Sandhead Beach in Sandhead, Dumfries and Galloway, is now partially blocked by a fence put in by the native council.

Community leaders put in the fencing to guard native ecology and stop coastal erosion that has plagued the world since 2021.

But locals have taken umbrage with the choice, claiming the barrier has “ruined” their coastal views.

Visitors have stated the group has become a “hostile place”, and residents have stated there “must be a better way” to guard wildlife.

Speaking to STV, returning customer Wendy McQuillan stated it felt as if Sandhead was solely welcoming to those that “stay behind the fence”, and added: “What a hostile place it has turned into.”

One unnamed resident added that “no one” would want to sit behind the fence and gaze out to sea “for any long periods of time in the summer”.

Another said the fence was an “eyesore, whatever the excuse”, but not everyone is opposed to the new infrastructure.

Countering naysayers on the Stoneykirk & Ardwell Facebook community group, another resident said that, without the fence, there would be no beach left to fight about.

They said: “If current weather and tides continue, the part of the land you are arguing about won’t be there much longer to fight about. Simple.”

Stoneykirk Community Council put in the fence following a two-year public session with Solway Firth Partnership, Dumfries and Galloway Council, and NatureScot, which resulted in plans to rewild the world.

A spokesperson for the council defended the fencing as important for guaranteeing the village’s native ecology might survive and thrive.

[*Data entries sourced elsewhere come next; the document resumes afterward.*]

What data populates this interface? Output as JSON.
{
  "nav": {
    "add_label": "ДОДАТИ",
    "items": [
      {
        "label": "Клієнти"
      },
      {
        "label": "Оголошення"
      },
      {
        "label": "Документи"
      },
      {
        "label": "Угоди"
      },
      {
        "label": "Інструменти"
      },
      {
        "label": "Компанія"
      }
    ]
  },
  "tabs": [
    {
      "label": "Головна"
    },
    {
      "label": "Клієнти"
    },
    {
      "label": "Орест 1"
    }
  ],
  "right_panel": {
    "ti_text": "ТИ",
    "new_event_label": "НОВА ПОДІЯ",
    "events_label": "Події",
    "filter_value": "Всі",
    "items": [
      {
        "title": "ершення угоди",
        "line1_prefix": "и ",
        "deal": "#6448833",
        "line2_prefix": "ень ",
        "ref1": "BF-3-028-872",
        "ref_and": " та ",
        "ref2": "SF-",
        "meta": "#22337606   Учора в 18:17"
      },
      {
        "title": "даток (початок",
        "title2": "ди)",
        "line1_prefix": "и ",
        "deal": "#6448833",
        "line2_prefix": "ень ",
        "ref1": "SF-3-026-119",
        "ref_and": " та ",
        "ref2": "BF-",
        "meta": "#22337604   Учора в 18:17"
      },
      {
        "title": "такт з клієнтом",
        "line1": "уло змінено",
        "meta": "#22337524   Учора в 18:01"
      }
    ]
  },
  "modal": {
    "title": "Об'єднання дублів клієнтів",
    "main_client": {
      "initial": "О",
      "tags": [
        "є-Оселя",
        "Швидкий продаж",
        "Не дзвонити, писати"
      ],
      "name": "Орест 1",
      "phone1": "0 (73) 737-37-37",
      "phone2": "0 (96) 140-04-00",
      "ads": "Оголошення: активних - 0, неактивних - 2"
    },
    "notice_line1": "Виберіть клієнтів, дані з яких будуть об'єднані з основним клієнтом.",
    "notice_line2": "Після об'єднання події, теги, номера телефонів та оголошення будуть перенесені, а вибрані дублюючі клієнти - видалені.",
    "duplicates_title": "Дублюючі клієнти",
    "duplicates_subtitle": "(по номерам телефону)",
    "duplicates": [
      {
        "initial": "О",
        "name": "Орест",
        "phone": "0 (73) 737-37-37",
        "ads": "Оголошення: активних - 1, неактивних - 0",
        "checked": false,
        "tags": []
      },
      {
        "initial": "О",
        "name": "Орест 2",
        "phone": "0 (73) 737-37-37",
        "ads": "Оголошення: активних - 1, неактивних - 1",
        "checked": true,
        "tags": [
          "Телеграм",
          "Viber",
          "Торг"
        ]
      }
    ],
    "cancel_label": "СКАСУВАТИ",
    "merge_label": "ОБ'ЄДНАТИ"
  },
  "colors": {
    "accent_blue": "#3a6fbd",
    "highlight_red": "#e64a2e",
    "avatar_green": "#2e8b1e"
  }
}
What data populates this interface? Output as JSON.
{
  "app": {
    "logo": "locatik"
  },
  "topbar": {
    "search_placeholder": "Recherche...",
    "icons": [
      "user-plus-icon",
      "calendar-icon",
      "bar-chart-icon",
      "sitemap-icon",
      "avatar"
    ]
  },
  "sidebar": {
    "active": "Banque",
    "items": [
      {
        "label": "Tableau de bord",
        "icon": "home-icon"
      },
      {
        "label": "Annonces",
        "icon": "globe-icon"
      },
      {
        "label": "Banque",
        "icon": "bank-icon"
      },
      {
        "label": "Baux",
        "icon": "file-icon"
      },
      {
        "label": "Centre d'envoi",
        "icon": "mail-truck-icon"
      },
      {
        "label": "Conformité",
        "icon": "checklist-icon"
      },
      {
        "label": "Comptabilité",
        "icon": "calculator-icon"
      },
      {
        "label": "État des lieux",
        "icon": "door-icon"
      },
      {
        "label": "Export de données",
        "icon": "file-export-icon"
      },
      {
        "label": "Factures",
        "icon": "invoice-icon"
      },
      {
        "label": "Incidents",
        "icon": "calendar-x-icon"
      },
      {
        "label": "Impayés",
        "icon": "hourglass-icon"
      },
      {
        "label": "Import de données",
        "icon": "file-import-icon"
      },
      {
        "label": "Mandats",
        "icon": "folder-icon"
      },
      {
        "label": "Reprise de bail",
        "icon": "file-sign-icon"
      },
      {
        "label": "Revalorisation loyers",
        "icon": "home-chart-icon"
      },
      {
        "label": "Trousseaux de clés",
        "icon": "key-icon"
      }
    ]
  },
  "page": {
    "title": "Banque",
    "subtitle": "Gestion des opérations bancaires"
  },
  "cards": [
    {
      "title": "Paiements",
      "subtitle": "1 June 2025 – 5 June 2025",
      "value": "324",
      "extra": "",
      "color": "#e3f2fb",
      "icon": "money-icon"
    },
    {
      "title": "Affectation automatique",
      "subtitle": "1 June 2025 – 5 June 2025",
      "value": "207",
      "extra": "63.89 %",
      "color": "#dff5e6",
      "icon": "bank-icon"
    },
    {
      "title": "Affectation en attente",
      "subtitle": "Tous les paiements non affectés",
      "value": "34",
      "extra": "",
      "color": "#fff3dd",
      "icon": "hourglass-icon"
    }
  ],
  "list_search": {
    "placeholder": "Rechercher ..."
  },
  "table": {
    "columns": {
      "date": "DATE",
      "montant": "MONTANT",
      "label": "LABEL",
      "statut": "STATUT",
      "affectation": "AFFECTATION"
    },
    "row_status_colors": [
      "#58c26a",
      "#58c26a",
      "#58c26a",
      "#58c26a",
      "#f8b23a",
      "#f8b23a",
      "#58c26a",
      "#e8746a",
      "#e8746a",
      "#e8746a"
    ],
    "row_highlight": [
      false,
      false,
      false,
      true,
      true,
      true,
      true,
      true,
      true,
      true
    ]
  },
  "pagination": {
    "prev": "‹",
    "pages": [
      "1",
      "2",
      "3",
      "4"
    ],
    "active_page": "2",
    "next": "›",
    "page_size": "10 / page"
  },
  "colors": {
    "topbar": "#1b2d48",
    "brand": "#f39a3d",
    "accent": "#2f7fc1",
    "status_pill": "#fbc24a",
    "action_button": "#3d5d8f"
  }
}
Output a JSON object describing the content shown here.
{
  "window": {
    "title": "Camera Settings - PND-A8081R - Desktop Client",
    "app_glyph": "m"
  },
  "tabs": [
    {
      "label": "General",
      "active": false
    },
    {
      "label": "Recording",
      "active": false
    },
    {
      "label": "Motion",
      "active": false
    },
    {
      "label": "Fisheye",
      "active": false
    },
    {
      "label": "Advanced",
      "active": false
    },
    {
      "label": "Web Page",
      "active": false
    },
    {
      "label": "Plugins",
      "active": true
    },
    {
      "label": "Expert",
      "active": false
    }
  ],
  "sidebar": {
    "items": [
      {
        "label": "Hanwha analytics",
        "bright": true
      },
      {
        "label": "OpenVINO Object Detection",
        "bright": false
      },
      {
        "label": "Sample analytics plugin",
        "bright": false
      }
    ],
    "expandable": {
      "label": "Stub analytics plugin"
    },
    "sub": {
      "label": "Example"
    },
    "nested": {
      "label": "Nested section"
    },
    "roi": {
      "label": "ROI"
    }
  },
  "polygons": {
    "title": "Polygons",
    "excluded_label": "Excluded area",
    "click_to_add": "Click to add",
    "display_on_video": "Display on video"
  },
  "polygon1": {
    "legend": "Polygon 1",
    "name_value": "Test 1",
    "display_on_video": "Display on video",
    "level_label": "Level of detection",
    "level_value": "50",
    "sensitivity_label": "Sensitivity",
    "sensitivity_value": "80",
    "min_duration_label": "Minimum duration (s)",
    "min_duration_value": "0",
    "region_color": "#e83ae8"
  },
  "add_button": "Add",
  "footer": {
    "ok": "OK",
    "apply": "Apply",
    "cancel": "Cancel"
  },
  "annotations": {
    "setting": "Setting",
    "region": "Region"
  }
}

They stated: “As part of their local consultation and engagement, the Community Council asked NatureScot for its view on the area which is now fenced, as parking over many years and a recent storm had reduced the vegetation and caused the once common adders, lizards and whinchats to disappear.

“We agreed it would be beneficial to protect and enhance the affected area, providing that the longstanding free public access was not greatly affected.

“The restoration of the habitat and in particular the increase in vegetation at the site will help combat the effects of climate change and storm impacts on this coast.”